What Can We Learn from This

What we can learn from this episode is that the process of government in Philadelphia is flawed, both structurally, in terms of the vigilance of our Council members, and in terms of the presence of progressive members of Council.

The Process

I am not so much of an idealist to say that politics should always take place in the open or that deal making is always wrong. Sometimes politicians can only reach agreement by making a deal lets each side achieve its most important goals. And sometimes those deals can only be made in private.

The trouble comes, however, when there is no public scrutiny of the deal. And that takes time. If we had more time to analyze what Council leader and the Mayor had done before the budget was passed there would have been an opportunity for Council members to call the deal they had made into question and reopen negotiations. But in the end of the year rush, this was impossible.

Changing the Balance of Power and Being Vigilant

The second short term lesson is that our Council leadership has not been vigilant enough in challenging the Mayor. How could they let him pull yet another fiscal sleight of hand? Partly the problem is structural: the Mayor has too much authority over the budget and it is too easy for him to attack the priorities of individual Council members. But partly the failure is due to the unwillingness or inability of Council members to force the issue. Would it have really been impossible for an aggressive Council leader to say today that, we have to reopen the issue of the budget—and the deal we made with the Mayor on it—now that we know that the Mayor had mislead us?

We Need A Broader Perspective on Council

The most important lesson is that we don’t have enough Council members for whom the problems of the working poor are a top priority. I can certainly understand district Council members caring about their own district—they are sent to City Hall in part to care about recreation centers and health centers and ladder companies in their district. But those concerns can’t be their only ones. They also need to be concerned with—and aggressive in dealing with—the broader issues that affect people throughout the city. It is harder for a district council person to take credit for a wage tax rebate than a fire station. But it is not impossible if our Council people made a greater effort to focus on the good of the whole city. Michael Nutter showed today—as he has shown through his whole career—that a district council member can be advocate for broad public policies. And, perhaps because so many of her own constituents either would benefit form the wage tax rebate or support it, Donna Reed Miller showed that a council member who focuses on her own district can also see the connection between broad public policy issues and the folks she is supposed to represent.

We have at-large Council members precisely because they are supposed to care about the good of the whole city.
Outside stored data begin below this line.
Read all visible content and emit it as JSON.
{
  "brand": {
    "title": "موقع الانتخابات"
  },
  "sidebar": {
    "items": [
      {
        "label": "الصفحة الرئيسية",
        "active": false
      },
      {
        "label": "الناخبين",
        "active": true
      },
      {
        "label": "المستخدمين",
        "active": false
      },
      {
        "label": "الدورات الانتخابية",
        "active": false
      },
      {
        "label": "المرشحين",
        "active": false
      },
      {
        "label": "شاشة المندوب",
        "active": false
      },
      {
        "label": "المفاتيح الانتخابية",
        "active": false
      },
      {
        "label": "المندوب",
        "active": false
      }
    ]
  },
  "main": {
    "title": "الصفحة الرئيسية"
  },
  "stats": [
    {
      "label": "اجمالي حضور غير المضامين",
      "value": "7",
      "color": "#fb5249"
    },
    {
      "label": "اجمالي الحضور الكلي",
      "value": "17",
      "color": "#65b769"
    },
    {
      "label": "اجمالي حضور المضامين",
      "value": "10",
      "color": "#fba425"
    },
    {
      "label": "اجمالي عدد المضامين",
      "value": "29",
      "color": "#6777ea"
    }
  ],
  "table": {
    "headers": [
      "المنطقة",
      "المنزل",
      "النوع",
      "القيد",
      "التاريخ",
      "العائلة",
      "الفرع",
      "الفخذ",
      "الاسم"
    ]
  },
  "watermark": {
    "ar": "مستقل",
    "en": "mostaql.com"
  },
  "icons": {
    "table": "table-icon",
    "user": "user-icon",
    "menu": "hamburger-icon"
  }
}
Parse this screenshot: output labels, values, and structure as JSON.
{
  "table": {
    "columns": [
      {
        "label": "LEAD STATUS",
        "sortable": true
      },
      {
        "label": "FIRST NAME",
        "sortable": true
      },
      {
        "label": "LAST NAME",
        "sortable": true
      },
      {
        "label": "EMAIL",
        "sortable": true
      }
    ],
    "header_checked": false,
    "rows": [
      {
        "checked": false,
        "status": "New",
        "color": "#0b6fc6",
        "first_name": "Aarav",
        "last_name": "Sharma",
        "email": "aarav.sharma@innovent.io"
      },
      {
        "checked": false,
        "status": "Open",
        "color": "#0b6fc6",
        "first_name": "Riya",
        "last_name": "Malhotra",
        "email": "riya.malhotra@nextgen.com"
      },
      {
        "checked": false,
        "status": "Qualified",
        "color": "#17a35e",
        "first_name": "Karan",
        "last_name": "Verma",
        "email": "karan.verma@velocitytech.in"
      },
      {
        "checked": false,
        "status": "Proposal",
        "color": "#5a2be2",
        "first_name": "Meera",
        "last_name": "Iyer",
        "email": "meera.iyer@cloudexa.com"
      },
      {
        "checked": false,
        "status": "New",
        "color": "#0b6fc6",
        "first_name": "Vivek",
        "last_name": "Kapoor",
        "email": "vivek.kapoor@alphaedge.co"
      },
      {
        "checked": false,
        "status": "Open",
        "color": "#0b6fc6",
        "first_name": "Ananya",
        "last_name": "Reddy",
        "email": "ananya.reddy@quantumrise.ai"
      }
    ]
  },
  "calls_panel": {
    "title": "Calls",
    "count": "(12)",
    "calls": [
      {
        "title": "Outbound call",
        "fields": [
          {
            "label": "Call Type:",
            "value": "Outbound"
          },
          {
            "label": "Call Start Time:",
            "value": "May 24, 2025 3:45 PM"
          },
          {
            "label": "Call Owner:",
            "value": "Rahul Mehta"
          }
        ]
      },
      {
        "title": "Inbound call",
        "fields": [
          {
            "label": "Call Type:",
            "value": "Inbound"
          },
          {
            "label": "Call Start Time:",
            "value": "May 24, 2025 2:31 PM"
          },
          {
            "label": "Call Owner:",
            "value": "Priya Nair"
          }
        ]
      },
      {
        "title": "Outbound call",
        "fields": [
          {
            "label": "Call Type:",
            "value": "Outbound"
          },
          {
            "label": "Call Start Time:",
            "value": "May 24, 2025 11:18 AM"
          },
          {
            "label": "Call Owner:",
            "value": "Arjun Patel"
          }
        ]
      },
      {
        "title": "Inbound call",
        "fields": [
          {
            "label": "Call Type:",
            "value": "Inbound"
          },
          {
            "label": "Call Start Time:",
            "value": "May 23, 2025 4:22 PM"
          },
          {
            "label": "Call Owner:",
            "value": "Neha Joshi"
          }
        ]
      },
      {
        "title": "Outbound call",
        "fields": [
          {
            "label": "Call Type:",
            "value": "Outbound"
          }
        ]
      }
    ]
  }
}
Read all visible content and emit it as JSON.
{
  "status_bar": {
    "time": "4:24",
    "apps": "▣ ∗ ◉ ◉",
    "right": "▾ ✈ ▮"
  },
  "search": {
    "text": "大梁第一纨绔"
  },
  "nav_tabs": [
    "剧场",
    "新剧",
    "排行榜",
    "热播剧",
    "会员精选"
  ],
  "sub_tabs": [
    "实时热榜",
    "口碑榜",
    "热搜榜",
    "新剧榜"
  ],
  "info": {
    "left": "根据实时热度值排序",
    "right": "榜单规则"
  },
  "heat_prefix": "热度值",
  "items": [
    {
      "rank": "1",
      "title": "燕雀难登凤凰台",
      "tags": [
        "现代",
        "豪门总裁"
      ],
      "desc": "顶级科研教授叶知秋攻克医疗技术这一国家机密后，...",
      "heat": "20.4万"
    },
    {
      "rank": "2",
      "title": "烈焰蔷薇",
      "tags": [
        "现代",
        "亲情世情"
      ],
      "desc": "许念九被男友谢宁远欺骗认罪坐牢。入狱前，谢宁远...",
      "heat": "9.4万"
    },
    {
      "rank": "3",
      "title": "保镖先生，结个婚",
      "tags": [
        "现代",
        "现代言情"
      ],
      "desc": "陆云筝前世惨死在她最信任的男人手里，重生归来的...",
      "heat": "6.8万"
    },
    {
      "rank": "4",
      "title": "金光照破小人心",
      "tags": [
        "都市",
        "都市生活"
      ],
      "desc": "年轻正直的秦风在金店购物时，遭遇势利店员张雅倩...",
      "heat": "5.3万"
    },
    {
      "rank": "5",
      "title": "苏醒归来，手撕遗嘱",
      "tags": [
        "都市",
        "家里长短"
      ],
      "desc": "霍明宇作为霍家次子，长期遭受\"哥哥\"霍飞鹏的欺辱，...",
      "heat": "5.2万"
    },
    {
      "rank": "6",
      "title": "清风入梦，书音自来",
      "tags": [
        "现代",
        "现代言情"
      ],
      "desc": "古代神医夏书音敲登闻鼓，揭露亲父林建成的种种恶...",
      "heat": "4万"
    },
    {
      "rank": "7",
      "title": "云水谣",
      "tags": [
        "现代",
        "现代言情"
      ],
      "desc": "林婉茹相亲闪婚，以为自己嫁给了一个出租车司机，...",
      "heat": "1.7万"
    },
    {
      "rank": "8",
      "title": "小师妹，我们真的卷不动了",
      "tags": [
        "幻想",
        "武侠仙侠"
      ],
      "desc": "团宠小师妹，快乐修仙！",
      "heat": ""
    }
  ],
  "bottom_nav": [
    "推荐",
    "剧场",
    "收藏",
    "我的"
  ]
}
So it was particularly disappointing that two of them—Juan Ramon and Blondell Reynolds-Brown—voted to delay the wage tax rebate. One political insider explained to me that they were scared of voting against the deal that was so important to district council members especially because some of the Council leaders, are also ward leaders whose support they need in the 2007. To their credit, Wilson Goode and Jim Kenny did what at-large members are supposed to do.

We Need More Progressives on Council

And that just brings us to the fundamental long term lesson. We need more progressives on Council who work with the broad progressive community. Imagine if David Cohen were still on Council. When he heard this deal coming down the pike, he would have alerted people outside Council. We would have been organized earlier and would have had a chance to stop this travesty.

Until we build a broad progressive political force in this city, one that holds Council members responsible for good government and social justice—we will have district and at-large Council members who focus more on their short term political needs than on the serving justice and the long term interests of the city. And we won’t have the vigilance we need when our progressive ideals are challenged.